MIAMI — The weather in the hurricane zone remains mild, but the storm in the hurricane center is about to intensify again.
A congressional subcommittee has scheduled a hearing Thursday on the management crisis at the National Hurricane Center and expects to hear testimony from former director Bill Proenza and the supervisor who ousted him.
Though they are set to testify at different times, the hearing could produce a good bit of heat between Proenza, who lost his job after criticizing his bosses and alienating much of his staff, and Conrad C. Lautenbacher, head of the National Oceanic and Atmospheric Administration, who lowered the boom on Proenza last week.
In addition, the NOAA team that conducted a snap inspection of the center in West Miami-Dade County, investigating Proenza's six-month reign there, is scheduled to deliver its report Friday.
"I thought this thing was almost over, but it keeps haunting us," said Lixion Avila, a senior forecaster at the hurricane center.
The witness list and other early indications suggested that the congressional hearing would be weighted in favor of Proenza and against Lautenbacher and NOAA.
Nevertheless, Anson Franklin, NOAA's director of communications, said the agency would cooperate. "We're currently working on the details of the hearing with committee staff," he said.
Earlier this month, the contentious affair seemed to climax with a mutiny against Proenza by most senior forecasters and much of the staff. Last Monday, Lautenbacher placed Proenza on indefinite leave and put deputy director Ed Rappaport in charge of the center.
Now, led by ranking Democrats who have criticized NOAA management in the recent past, a panel of the House Committee on Science and Technology is getting into the act. The House Committee on Energy and Commerce also is involved, with both groups seeking e-mail and other documents.
"Our committees are deeply concerned about the turmoil that has engulfed the center and about several of your actions, which may have partially created this volatile situation," five ranking House Democrats said in a letter to Lautenbacher that requested a wholesale turnover of material related to the affair.
Even before the hearing begins, however, some committee members and staffers appear to have decided on the session's narrative thread and conclusion.
An investigator for the panel has been talking to Proenza's supporters at the hurricane center, The Miami Herald has learned, but few - if any - of his critics.

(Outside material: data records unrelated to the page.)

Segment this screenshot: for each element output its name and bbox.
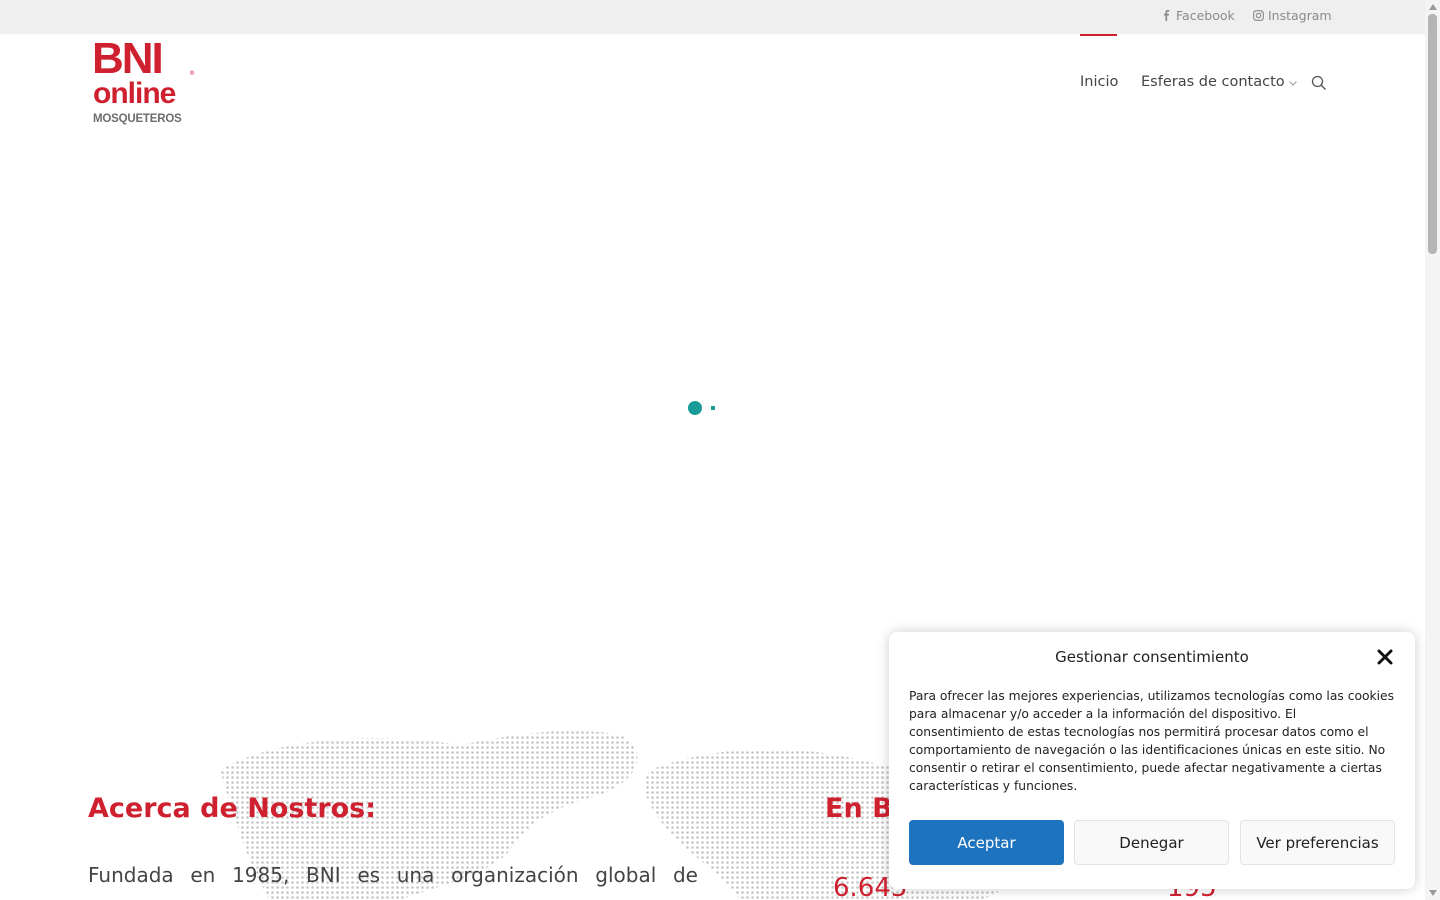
search-icon[interactable] <box>1311 75 1327 91</box>
scroll-thumb[interactable] <box>1428 14 1437 254</box>
scroll-down-icon[interactable] <box>1429 890 1437 896</box>
close-icon[interactable] <box>1376 648 1394 666</box>
logo-registered: ® <box>189 70 195 77</box>
instagram-label: Instagram <box>1268 8 1332 23</box>
nav-active-indicator <box>1080 34 1117 36</box>
nav-item-inicio[interactable]: Inicio <box>1080 74 1118 90</box>
preferences-button[interactable]: Ver preferencias <box>1240 820 1395 865</box>
logo-online: online <box>93 77 176 110</box>
logo-chapter: MOSQUETEROS <box>93 113 182 125</box>
bni-stats-title: En B <box>825 793 893 824</box>
nav-item-esferas[interactable]: Esferas de contacto <box>1141 74 1285 90</box>
facebook-link[interactable]: Facebook <box>1161 8 1235 23</box>
about-text: Fundada en 1985, BNI es una organización… <box>88 863 698 887</box>
consent-title: Gestionar consentimiento <box>1055 648 1249 666</box>
instagram-link[interactable]: Instagram <box>1253 8 1332 23</box>
consent-text: Para ofrecer las mejores experiencias, u… <box>909 689 1395 793</box>
accept-button[interactable]: Aceptar <box>909 820 1064 865</box>
chevron-down-icon[interactable] <box>1288 78 1298 88</box>
facebook-label: Facebook <box>1176 8 1235 23</box>
page-scrollbar[interactable] <box>1425 0 1440 900</box>
cookie-consent-dialog: Gestionar consentimiento Para ofrecer la… <box>889 632 1415 889</box>
instagram-icon <box>1253 10 1264 21</box>
scroll-up-icon[interactable] <box>1429 4 1437 10</box>
facebook-icon <box>1164 10 1170 21</box>
deny-button[interactable]: Denegar <box>1074 820 1229 865</box>
about-title: Acerca de Nostros: <box>88 793 377 824</box>
loader-dot <box>711 406 715 410</box>
loader-dot <box>688 401 702 415</box>
top-bar: Facebook Instagram <box>0 0 1425 34</box>
site-logo[interactable]: BNI ® online MOSQUETEROS <box>92 34 197 128</box>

"Our preliminary work seems to indicate that Mr. Proenza is another victim of retaliation by the administration for speaking out on issues that Congress and the American people need to hear," Rep. Bart Stupak, D-Mich., chairman of a House energy subcommittee, said in a news release.
Democrats on the House committees have had NOAA in their sights for some time, with two ranking members earlier this year calling for Lautenbacher's removal over perceived failures to maintain or improve the nation's weather satellite capabilities.
Now, the committees have requested reams of Proenza-related e-mail and other correspondence between Lautenbacher and seven NOAA, National Weather Service or hurricane center officials, including Rappaport and executive officer Ahsha Tribble, who joined the center's staff last year.
In that request, the committees refer to anonymous comments posted on Internet message boards alleging that "the staff was pressured to sign" a well-publicized protest letter that called for Proenza's dismissal.
Avila and senior forecaster James Franklin, who both joined the rebellion and have not been contacted by the committees, strongly denied that assertion.
"That's ridiculous," James Franklin said. "There was no pressure from NOAA, no pressure from anyone at all. We organized it ourselves. It was a bunch of employees trying to understand each other better."
At the center of the dispute is Proenza's public criticism of NOAA for not yet replacing the important but slowly dying QuikScat weather satellite. He also has criticized NOAA for spending millions of dollars on an anniversary celebration while $700,000 was cut from a promising hurricane research project.
His critics said that he overemphasized QuikScat's contribution and raised the issue in a way that undermined public confidence in hurricane forecasts. Some employees also complained about his management style and truthfulness.
His supporters praised him for raising public awareness of the satellite issue and for publicizing budget shortfalls for hurricane research.
Many scientists at NOAA's Atlantic Oceanographic and Meteorological Laboratory on Virginia Key - people who work closely with hurricane forecasters - back Proenza and gave him a certificate of appreciation last Friday.
"He received tremendous applause from all present," said Bob Atlas, the lab's director, who is on the witness list and said he would testify Thursday. "It was just resounding applause."